Et il parle d’un futur très proche : « Que voulons-nous dire par le terme “école” en 2020 ? ». Pas du tout iconoclaste, l’Américain ne fait que résumer ce que bon nombre de hackers pensent : le système éducatif actuel devrait être rebooté, réinitialisé. Alors cela donnerait quoi si un hacker prenait les rênes du ministère de l’Éducation ? Outre des sites un peu plus sécurisés, il introduirait des principes pédagogiques à rebrousse-poils de ceux qui gouvernent le système actuel.
Les honneurs du ratage
« Le premier qui a dix réponses justes reçoit un bon point. » Quel jeune élève n’a jamais entendu ce genre de promesses ? Un fonctionnement qui fait frétiller les forts en thème, mais pas le Hollandais Jaap Vermaas. L’homme a monté FabLab Truck [nl/en], « la fabrication numérique sur roues », un camion qui va dans les écoles animer des ateliers :
Le système actuel récompense les couards qui ne font pas d’erreurs.
Les hackers exaltent l’erreur comme processus primordial de l’apprentissage. « Si l’école et l’éducation pouvaient tirer profit de la valeur de l’échec et l’utiliser comme outil pédagogique, elles seraient plus efficaces, poursuit James Carlson. Les gens seraient capables de célébrer et d’honorer les erreurs qu’ils font et d’apprendre de leurs erreurs ensemble. »
La pratique contre la théorie
« Learning by doing », apprendre en faisant : exit les livres, place aux mains dans le cambouis : se salir les mains n’est pas moins noble que d’avaler des pages et des pages. « En Hollande, il y a une stricte séparation entre les enfants intelligents qui vont aller dans les filières intellectuelles et ne touchent pas les outils et les autres, qui apprendront à se servir des outils », déplore Jaap, un constat qui vaut aussi pour la France. Lui rêve de réconcilier les deux…

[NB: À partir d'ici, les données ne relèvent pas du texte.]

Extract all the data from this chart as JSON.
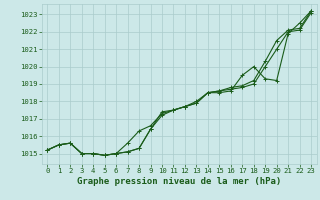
{
  "background_color": "#cce8e8",
  "plot_bg_color": "#cce8e8",
  "grid_color": "#aacccc",
  "line_color": "#1a5c1a",
  "title": "Graphe pression niveau de la mer (hPa)",
  "title_fontsize": 6.5,
  "tick_fontsize": 5.2,
  "ylim": [
    1014.4,
    1023.6
  ],
  "xlim": [
    -0.5,
    23.5
  ],
  "yticks": [
    1015,
    1016,
    1017,
    1018,
    1019,
    1020,
    1021,
    1022,
    1023
  ],
  "xticks": [
    0,
    1,
    2,
    3,
    4,
    5,
    6,
    7,
    8,
    9,
    10,
    11,
    12,
    13,
    14,
    15,
    16,
    17,
    18,
    19,
    20,
    21,
    22,
    23
  ],
  "series": [
    [
      1015.2,
      1015.5,
      1015.6,
      1015.0,
      1015.0,
      1014.9,
      1015.0,
      1015.1,
      1015.3,
      1016.4,
      1017.4,
      1017.5,
      1017.7,
      1017.9,
      1018.5,
      1018.6,
      1018.7,
      1018.8,
      1019.0,
      1020.0,
      1021.0,
      1022.0,
      1022.1,
      1023.1
    ],
    [
      1015.2,
      1015.5,
      1015.6,
      1015.0,
      1015.0,
      1014.9,
      1015.0,
      1015.1,
      1015.3,
      1016.4,
      1017.2,
      1017.5,
      1017.7,
      1017.9,
      1018.5,
      1018.6,
      1018.8,
      1018.9,
      1019.2,
      1020.3,
      1021.5,
      1022.1,
      1022.2,
      1023.2
    ],
    [
      1015.2,
      1015.5,
      1015.6,
      1015.0,
      1015.0,
      1014.9,
      1015.0,
      1015.6,
      1016.3,
      1016.6,
      1017.3,
      1017.5,
      1017.7,
      1018.0,
      1018.5,
      1018.5,
      1018.6,
      1019.5,
      1020.0,
      1019.3,
      1019.2,
      1021.9,
      1022.5,
      1023.2
    ]
  ]
}
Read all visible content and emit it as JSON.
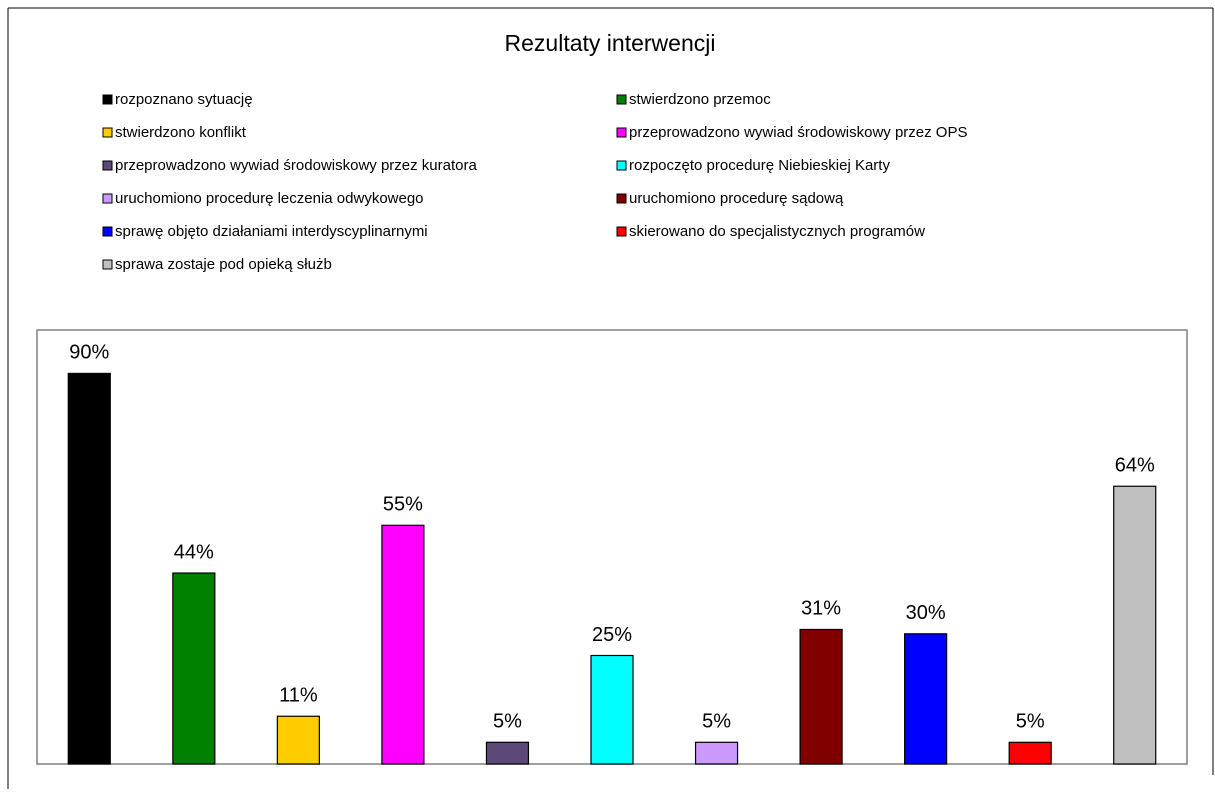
{
  "chart_data": {
    "type": "bar",
    "title": "Rezultaty interwencji",
    "ylim": [
      0,
      100
    ],
    "series": [
      {
        "name": "rozpoznano sytuację",
        "color": "#000000",
        "values": [
          90
        ],
        "value_labels": [
          "90%"
        ]
      },
      {
        "name": "stwierdzono przemoc",
        "color": "#008000",
        "values": [
          44
        ],
        "value_labels": [
          "44%"
        ]
      },
      {
        "name": "stwierdzono konflikt",
        "color": "#ffcc00",
        "values": [
          11
        ],
        "value_labels": [
          "11%"
        ]
      },
      {
        "name": "przeprowadzono wywiad środowiskowy przez OPS",
        "color": "#ff00ff",
        "values": [
          55
        ],
        "value_labels": [
          "55%"
        ]
      },
      {
        "name": "przeprowadzono wywiad środowiskowy przez kuratora",
        "color": "#5b4a78",
        "values": [
          5
        ],
        "value_labels": [
          "5%"
        ]
      },
      {
        "name": "rozpoczęto procedurę Niebieskiej Karty",
        "color": "#00ffff",
        "values": [
          25
        ],
        "value_labels": [
          "25%"
        ]
      },
      {
        "name": "uruchomiono procedurę leczenia odwykowego",
        "color": "#cc99ff",
        "values": [
          5
        ],
        "value_labels": [
          "5%"
        ]
      },
      {
        "name": "uruchomiono procedurę sądową",
        "color": "#800000",
        "values": [
          31
        ],
        "value_labels": [
          "31%"
        ]
      },
      {
        "name": "sprawę objęto działaniami interdyscyplinarnymi",
        "color": "#0000ff",
        "values": [
          30
        ],
        "value_labels": [
          "30%"
        ]
      },
      {
        "name": "skierowano do specjalistycznych programów",
        "color": "#ff0000",
        "values": [
          5
        ],
        "value_labels": [
          "5%"
        ]
      },
      {
        "name": "sprawa zostaje pod opieką służb",
        "color": "#c0c0c0",
        "values": [
          64
        ],
        "value_labels": [
          "64%"
        ]
      }
    ]
  }
}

Une pratique qui décomplexe, comme le narre Emmanuelle Roux, chef d’entreprise qui enseigne à l’Université de Cergy et qui monte un FabLab au cœur de l’établissement pour la rentrée. Ses élèves sont en licence de développeur, c’est-à-dire qu’ils s’apprêtent à apprendre à coder. DeuxMakerBot (des imprimantes 3D) vont rejoindre la faculté, dont l’une sera mise à disposition de la promotion, quel que soit le cursus des élèves, communication, infographie, programmation. Le montage des machines, durant 5 jours, a été l’occasion d’observer une évolution réjouissante :
Le premier jour, ils nous ont regardés bizarrement, une élève est passée et nous a dit : “mon câble de console de jeu a été mangé par mon lapin, pourriez-vous me le réparer ?” ; le troisième jour, un élève s’est assis à côté de nous, il a attrapé des pinces et un fer à souder, et en a profité pour réparer un objet ; le quatrième jour, des élèves passaient pour voir où en étaient les premières impressions, et on n’a jamais autant discuté personnellement avec certains élèves auxquels on avait du mal à accéder, qu’à ce moment-là.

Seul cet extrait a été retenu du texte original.